The GTA-based Building Industry and Land Development Association (BILD) just released sales figures for February of 2021 declaring that the region's new home market is "busy," albeit not quite as busy as last February's.
"GTA new home sales continued strong in February of this year, though below the record-setting pre-pandemic performance of February 2020," says the report, published in collaboration with market intelligence firm Altus Group on Monday.
"We need to be careful when comparing February of this year to the exceptionally busy month of February 2020, just before the pandemic hit," said BILD president Dave Wilkes in a release revealing the figures.
"We are talking about completely different sets of circumstances. The fact is that February 2021 was a solid month when compared with the 10-year average."
Sales of all new home types in the Toronto area are down 34 per cent year over year but still came in at nine per cent above the 10-year average last month, further demonstrating just how truly bonkers the market has been since COVID hit.

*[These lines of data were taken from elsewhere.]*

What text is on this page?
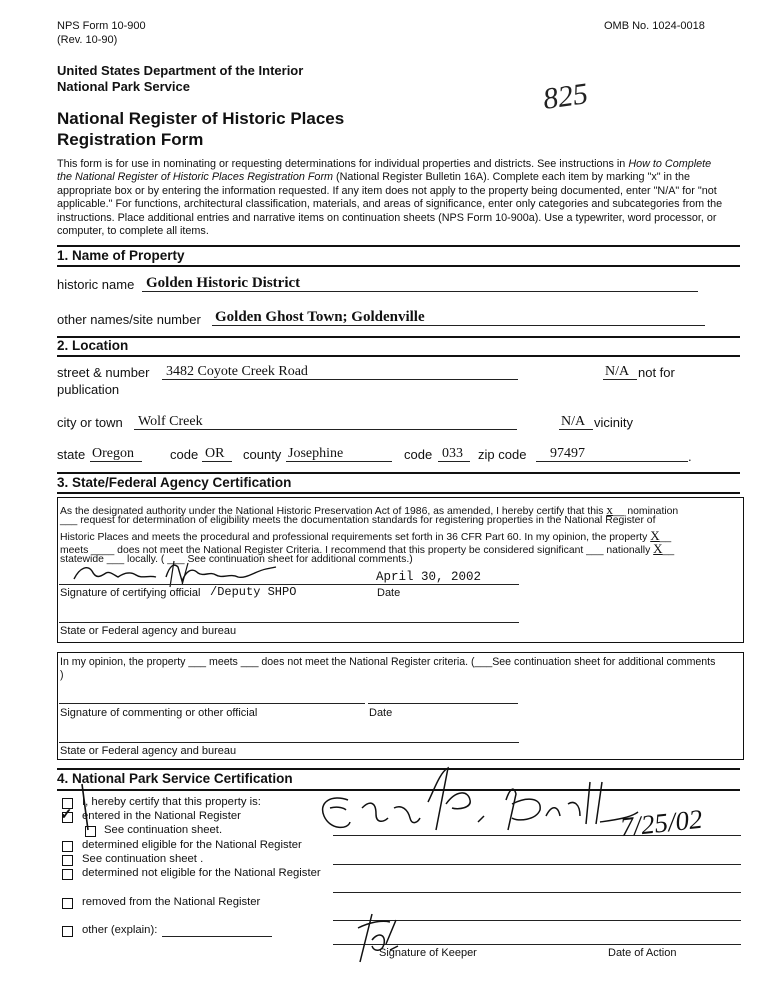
NPS Form 10-900
(Rev. 10-90)
OMB No. 1024-0018
United States Department of the Interior
National Park Service
National Register of Historic Places
Registration Form
825
This form is for use in nominating or requesting determinations for individual properties and districts. See instructions in How to Complete the National Register of Historic Places Registration Form (National Register Bulletin 16A). Complete each item by marking "x" in the appropriate box or by entering the information requested. If any item does not apply to the property being documented, enter "N/A" for "not applicable." For functions, architectural classification, materials, and areas of significance, enter only categories and subcategories from the instructions. Place additional entries and narrative items on continuation sheets (NPS Form 10-900a). Use a typewriter, word processor, or computer, to complete all items.
1. Name of Property
historic name Golden Historic District
other names/site number Golden Ghost Town; Goldenville
2. Location
street & number 3482 Coyote Creek Road	N/A not for
publication
city or town Wolf Creek	N/A vicinity
state Oregon	code OR county Josephine	code 033 zip code 97497	.
3. State/Federal Agency Certification
As the designated authority under the National Historic Preservation Act of 1986, as amended, I hereby certify that this x__ nomination
___ request for determination of eligibility meets the documentation standards for registering properties in the National Register of
Historic Places and meets the procedural and professional requirements set forth in 36 CFR Part 60. In my opinion, the property X__
meets ____ does not meet the National Register Criteria. I recommend that this property be considered significant ___ nationally X__
statewide ___ locally. ( ___ See continuation sheet for additional comments.)
April 30, 2002
Signature of certifying official /Deputy SHPO	Date
State or Federal agency and bureau
In my opinion, the property ___ meets ___ does not meet the National Register criteria. (___See continuation sheet for additional comments
)
Signature of commenting or other official	Date
State or Federal agency and bureau
4. National Park Service Certification
I, hereby certify that this property is:
✓ entered in the National Register
See continuation sheet.
determined eligible for the National Register
See continuation sheet .
determined not eligible for the National Register
removed from the National Register
other (explain):
Signature of Keeper	Date of Action
7/25/02
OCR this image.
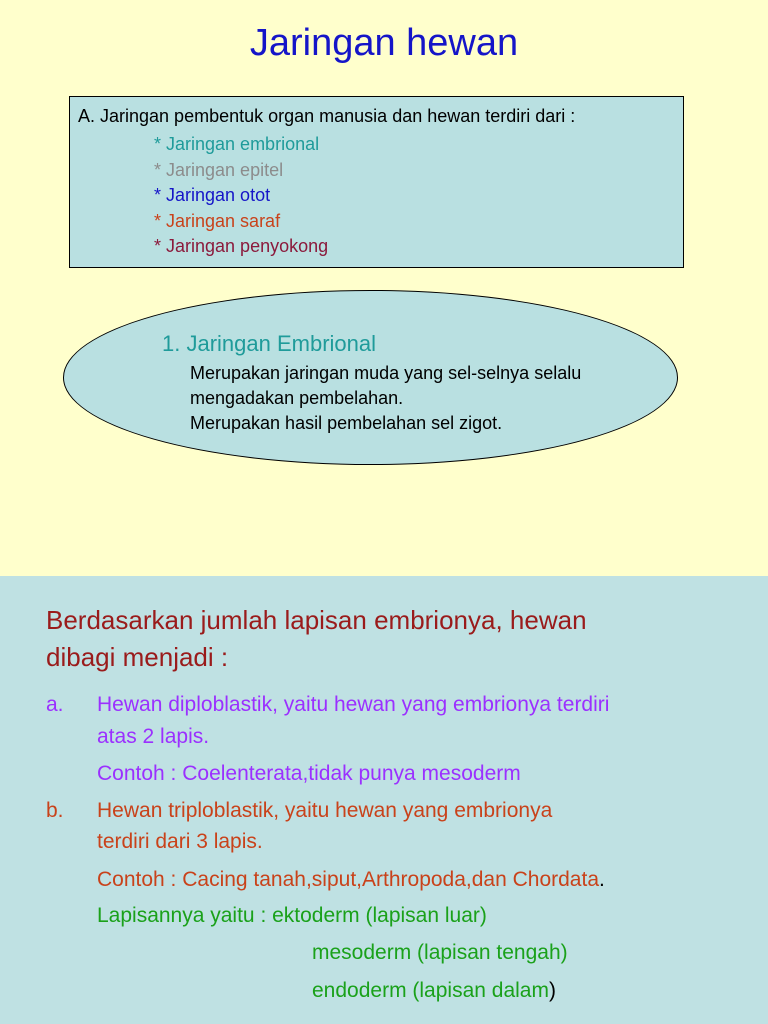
Jaringan hewan
A. Jaringan pembentuk organ manusia dan hewan terdiri dari :
* Jaringan embrional
* Jaringan epitel
* Jaringan otot
* Jaringan saraf
* Jaringan penyokong
1. Jaringan Embrional
Merupakan jaringan muda yang sel-selnya selalu
mengadakan pembelahan.
Merupakan hasil pembelahan sel zigot.
Berdasarkan jumlah lapisan embrionya, hewan
dibagi menjadi :
a. Hewan diploblastik, yaitu hewan yang embrionya terdiri
atas 2 lapis.
Contoh : Coelenterata,tidak punya mesoderm
b. Hewan triploblastik, yaitu hewan yang embrionya
terdiri dari 3 lapis.
Contoh : Cacing tanah,siput,Arthropoda,dan Chordata.
Lapisannya yaitu : ektoderm (lapisan luar)
mesoderm (lapisan tengah)
endoderm (lapisan dalam)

What's particularly interesting about this latest data is that new condominiums actually outsold new single-family homes, which BILD defines as detached, linked, and semi-detached houses and townhouses.
Some 1,617 single-family units were sold last month, while 1,623 new condos were sold during the same period. That's down a walloping 38 per cent, year over year, and only even with the 10-year-average, but given the way this market has been moving, it's a noteworthy feat.
Houses have been a hot commodity during the pandemic, with sales of new single-family homes reaching record high sales figures in September of 2020 — the highest numbers BILD had seen since 2003.
Single-family homes, while still in demand, aren't selling quite as well as they could be due to a lack of market supply, both in terms of new builds and resellers.
Inventory remains a challenge for condos as well, but that market at least seems to be stabilizing a bit when contrasted against the past 12 months, and is expected to grow as more high-profile new developments enter the sales phase.
Condo sales in general, old and new, fell off steeply a few months into the pandemic as listings for tiny units filled the market and young office workers left the downtown core in droves for bigger, cheaper places.
They picked up again early this year, however, after prices started dropping and people set out in search of bargains.
"Sales in the new condominium apartment sector in the GTA returned to a more typical level in February," said Altus Group's Ryan Wyse in this week's release.
"With additional new supply on the horizon, the spring market will likely yield its usual increase in activity; however, economic challenges related to the pandemic remain and will continue to provide some obstacles in the near term."